Precisamos partir da análise para ver se há um problema. Há? Qual? Não há um consenso de qual seria o patamar ideal para a dívida pública. Tomemos como exemplos os mais variados países, no ano de 2015: enquanto no Brasil a dívida pública chegou a 56,8% de seu PIB, temos os E.U.A. que alcançou 103%, Japão com estrondosos 226%, Reino Unido teve 88,2% e a Zona do Euro chegou 92%, passando por países como o México com apenas 28,6%.[9]
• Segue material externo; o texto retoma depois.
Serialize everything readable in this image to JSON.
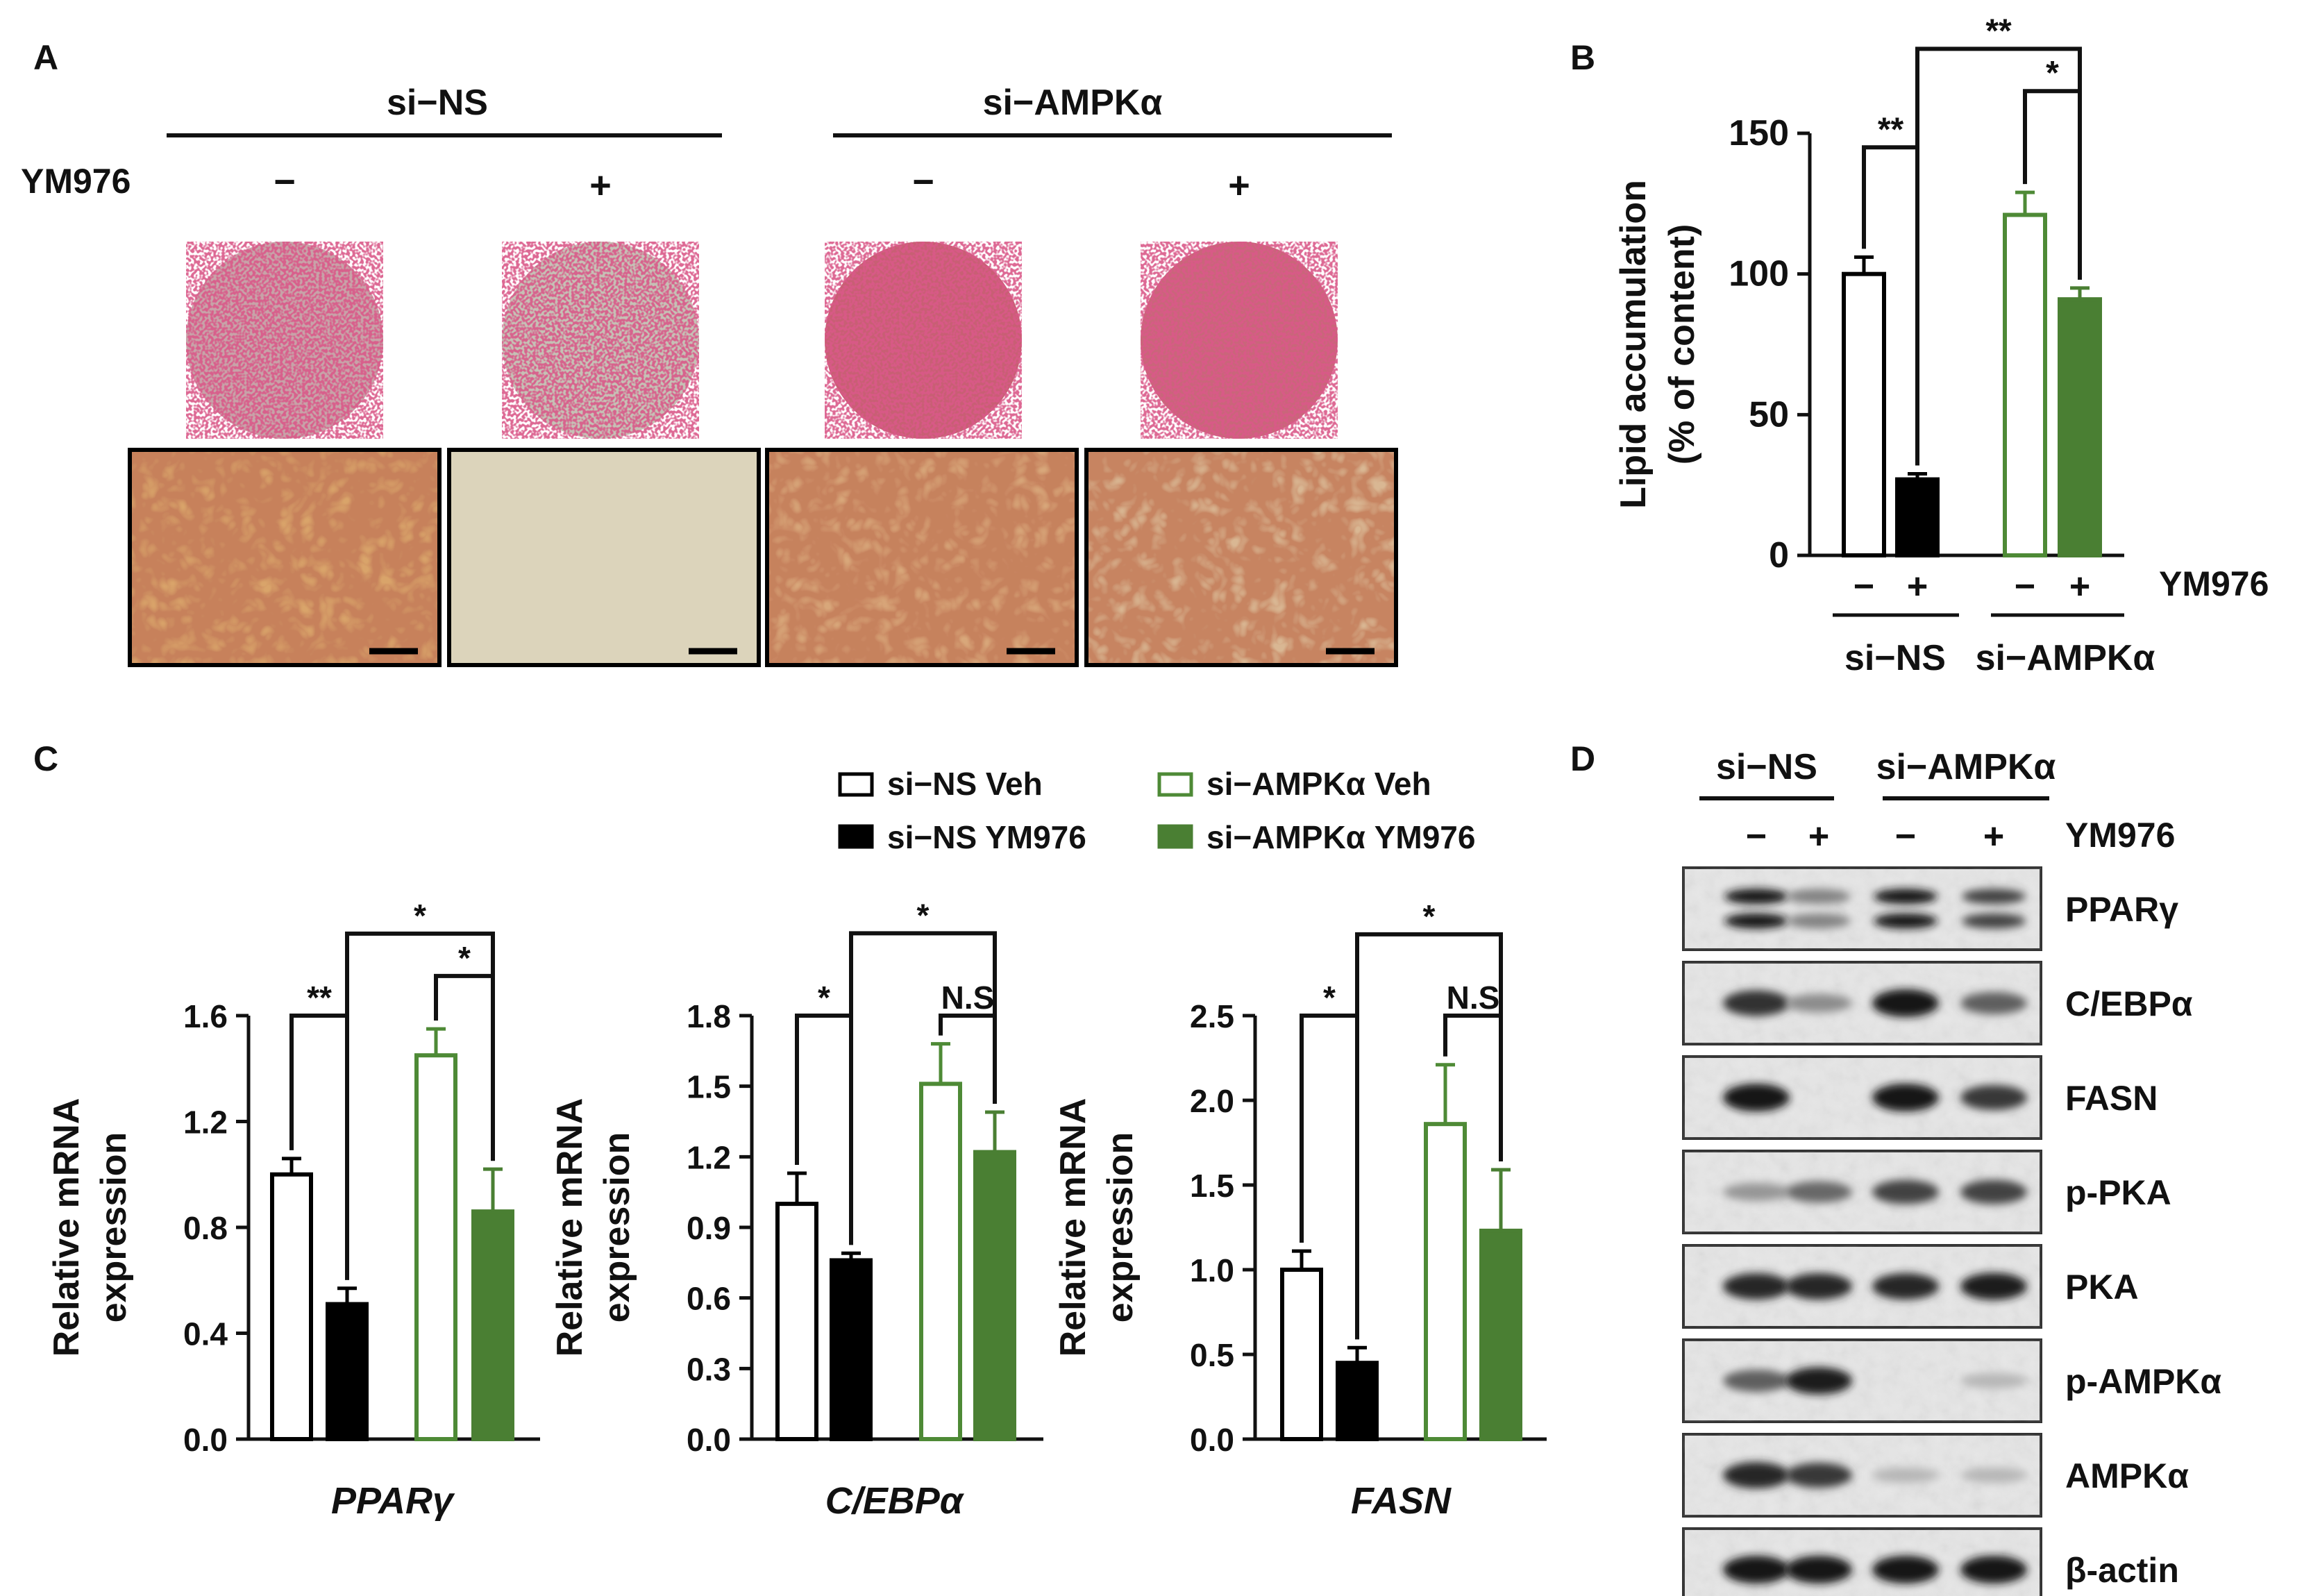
{
  "panel_letters": {
    "a": "A",
    "b": "B",
    "c": "C",
    "d": "D"
  },
  "colors": {
    "white": "#ffffff",
    "black": "#000000",
    "green_outline": "#4e8a36",
    "green_fill": "#4a7f33",
    "axis": "#111111"
  },
  "panel_a": {
    "group_labels": [
      "si−NS",
      "si−AMPKα"
    ],
    "treatment_label": "YM976",
    "signs": [
      "−",
      "+",
      "−",
      "+"
    ],
    "well_tints": [
      "#c7a3a8",
      "#c5c1b5",
      "#c85f74",
      "#c9667a"
    ],
    "micro_tints": [
      "#d9a46a",
      "#dcd4bb",
      "#d8a77a",
      "#d9b793"
    ]
  },
  "legend": [
    "si−NS Veh",
    "si−NS YM976",
    "si−AMPKα Veh",
    "si−AMPKα YM976"
  ],
  "chart_data": [
    {
      "id": "B",
      "type": "bar",
      "ylabel": [
        "Lipid accumulation",
        "(% of content)"
      ],
      "ylim": [
        0,
        150
      ],
      "yticks": [
        0,
        50,
        100,
        150
      ],
      "tick_labels": [
        "0",
        "50",
        "100",
        "150"
      ],
      "categories": [
        "si−NS Veh",
        "si−NS YM976",
        "si−AMPKα Veh",
        "si−AMPKα YM976"
      ],
      "values": [
        100,
        27,
        121,
        91
      ],
      "errors": [
        6,
        2,
        8,
        4
      ],
      "signs": [
        "−",
        "+",
        "−",
        "+"
      ],
      "treatment_label": "YM976",
      "groups": [
        "si−NS",
        "si−AMPKα"
      ],
      "brackets": [
        {
          "from": 0,
          "to": 1,
          "label": "**",
          "y": 145
        },
        {
          "from": 2,
          "to": 3,
          "label": "*",
          "y": 165
        },
        {
          "from": 1,
          "to": 3,
          "label": "**",
          "y": 180
        }
      ]
    },
    {
      "id": "C1",
      "type": "bar",
      "gene": "PPARγ",
      "ylabel": [
        "Relative mRNA",
        "expression"
      ],
      "ylim": [
        0,
        1.6
      ],
      "yticks": [
        0,
        0.4,
        0.8,
        1.2,
        1.6
      ],
      "tick_labels": [
        "0.0",
        "0.4",
        "0.8",
        "1.2",
        "1.6"
      ],
      "values": [
        1.0,
        0.51,
        1.45,
        0.86
      ],
      "errors": [
        0.06,
        0.06,
        0.1,
        0.16
      ],
      "brackets": [
        {
          "from": 0,
          "to": 1,
          "label": "**",
          "y": 1.6
        },
        {
          "from": 2,
          "to": 3,
          "label": "*",
          "y": 1.75
        },
        {
          "from": 1,
          "to": 3,
          "label": "*",
          "y": 1.91
        }
      ]
    },
    {
      "id": "C2",
      "type": "bar",
      "gene": "C/EBPα",
      "ylabel": [
        "Relative mRNA",
        "expression"
      ],
      "ylim": [
        0,
        1.8
      ],
      "yticks": [
        0,
        0.3,
        0.6,
        0.9,
        1.2,
        1.5,
        1.8
      ],
      "tick_labels": [
        "0.0",
        "0.3",
        "0.6",
        "0.9",
        "1.2",
        "1.5",
        "1.8"
      ],
      "values": [
        1.0,
        0.76,
        1.51,
        1.22
      ],
      "errors": [
        0.13,
        0.03,
        0.17,
        0.17
      ],
      "brackets": [
        {
          "from": 0,
          "to": 1,
          "label": "*",
          "y": 1.8
        },
        {
          "from": 2,
          "to": 3,
          "label": "N.S",
          "y": 1.8
        },
        {
          "from": 1,
          "to": 3,
          "label": "*",
          "y": 2.15
        }
      ]
    },
    {
      "id": "C3",
      "type": "bar",
      "gene": "FASN",
      "ylabel": [
        "Relative mRNA",
        "expression"
      ],
      "ylim": [
        0,
        2.5
      ],
      "yticks": [
        0,
        0.5,
        1.0,
        1.5,
        2.0,
        2.5
      ],
      "tick_labels": [
        "0.0",
        "0.5",
        "1.0",
        "1.5",
        "2.0",
        "2.5"
      ],
      "values": [
        1.0,
        0.45,
        1.86,
        1.23
      ],
      "errors": [
        0.11,
        0.09,
        0.35,
        0.36
      ],
      "brackets": [
        {
          "from": 0,
          "to": 1,
          "label": "*",
          "y": 2.5
        },
        {
          "from": 2,
          "to": 3,
          "label": "N.S",
          "y": 2.5
        },
        {
          "from": 1,
          "to": 3,
          "label": "*",
          "y": 2.98
        }
      ]
    }
  ],
  "panel_d": {
    "groups": [
      "si−NS",
      "si−AMPKα"
    ],
    "signs": [
      "−",
      "+",
      "−",
      "+"
    ],
    "treatment_label": "YM976",
    "blots": [
      {
        "label": "PPARγ",
        "bands": 2,
        "intensity": [
          1.0,
          0.4,
          1.0,
          0.75
        ]
      },
      {
        "label": "C/EBPα",
        "bands": 1,
        "intensity": [
          0.85,
          0.35,
          1.0,
          0.6
        ]
      },
      {
        "label": "FASN",
        "bands": 1,
        "intensity": [
          1.0,
          0.0,
          1.0,
          0.8
        ]
      },
      {
        "label": "p-PKA",
        "bands": 1,
        "intensity": [
          0.3,
          0.55,
          0.75,
          0.75
        ]
      },
      {
        "label": "PKA",
        "bands": 1,
        "intensity": [
          0.9,
          0.9,
          0.9,
          0.95
        ]
      },
      {
        "label": "p-AMPKα",
        "bands": 1,
        "intensity": [
          0.6,
          0.95,
          0.0,
          0.12
        ]
      },
      {
        "label": "AMPKα",
        "bands": 1,
        "intensity": [
          0.9,
          0.8,
          0.12,
          0.12
        ]
      },
      {
        "label": "β-actin",
        "bands": 1,
        "intensity": [
          1.0,
          1.0,
          1.0,
          1.0
        ]
      }
    ]
  }
}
Uma forma de analisar nossa necessidade de estabilizar as contas e, partindo do princípio de que realmente se necessite diminuir os gastos (e pelos mais variados fatores, como para atrair investimentos estrangeiros em nossas empresas, por exemplo), havendo conosco uma economia fragilizada no mercado de empregos e negócios, pode-se olhar para as dívidas das grandes empresas, tradicionalmente caloteiras. Vinte empresas no país possuem dívidas acumuladas em aproximadamente 850 bilhões com o governo, cerca de 14% do PIB brasileiro no mesmo período. Estas dívidas afetam a economia do país, a geração de emprego e renda, mas o lucro dos acionistas majoritários destas empresas pouco é mexido. Claro que estas dívidas foram contraídas num período maior que uma ano (ano fiscal), mas se a maior parte desta dívida for sanada de forma a não prejudicar a empresa e seus empregados, seria uma arrecadação alta suficiente para o governo redistribuir verbas para setores mais necessitados. 

E, assim, chegamos a um ponto interessante: porque não mexer exatamente na dívida pública? Os juros são aumentados de forma irresponsável apenas para que a manutenção de seus ganhos continue, com poucas perdas aqui e algum aumento ali. Esse ciclo mantém-se. É o que se tem chamado de juros abusivos. No mercado há a necessidade do juros pois esta é a forma de se lucrar, é a forma de se propor uma arrecadação. Só que o valor montante é extremamente alto, o que demonstra o desejo abusivo de saber lucrar cada vez mais e mais apenas na forma acúmulo de capital. Mudar esta realidade é necessário e, talvez dentro de uma visão mais simples, desvincular os juros de uma comissão contaminada e atendendo a vontades próprias. O Brasil possui uma elevadíssima taxa básica de juros, chegando a 14,25%, perdendo para países como Argentina (26,75%) e Moçambique (17,25%) e ficando em 14º lugar entre as maiores do mundo. Isso atravanca a economia uma vez que impossibilita maiores investimentos em variados setores. 
Possibilidades há, o problema é que tipo de pensamento está na determinação do grupo que está no comando. A população que trabalha e necessita de atenção do governo para as mais variadas áreas será enormemente prejudicada, direta ou indiretamente. Uma prefeitura pensará duas vezes antes de criar um novo hospital, posto de saúde, creche ou escola pois isso acarretará no aumento de despesas com funcionalismo público tendo estas esferas governamentais mais dificuldade de justificar estas necessidades, bem como tanto saúde quanto educação ficarão mais precarizadas. A quem interessa tudo isso? Àqueles que detém o poder econômico privado nas mãos. Só estes ganhará com isso.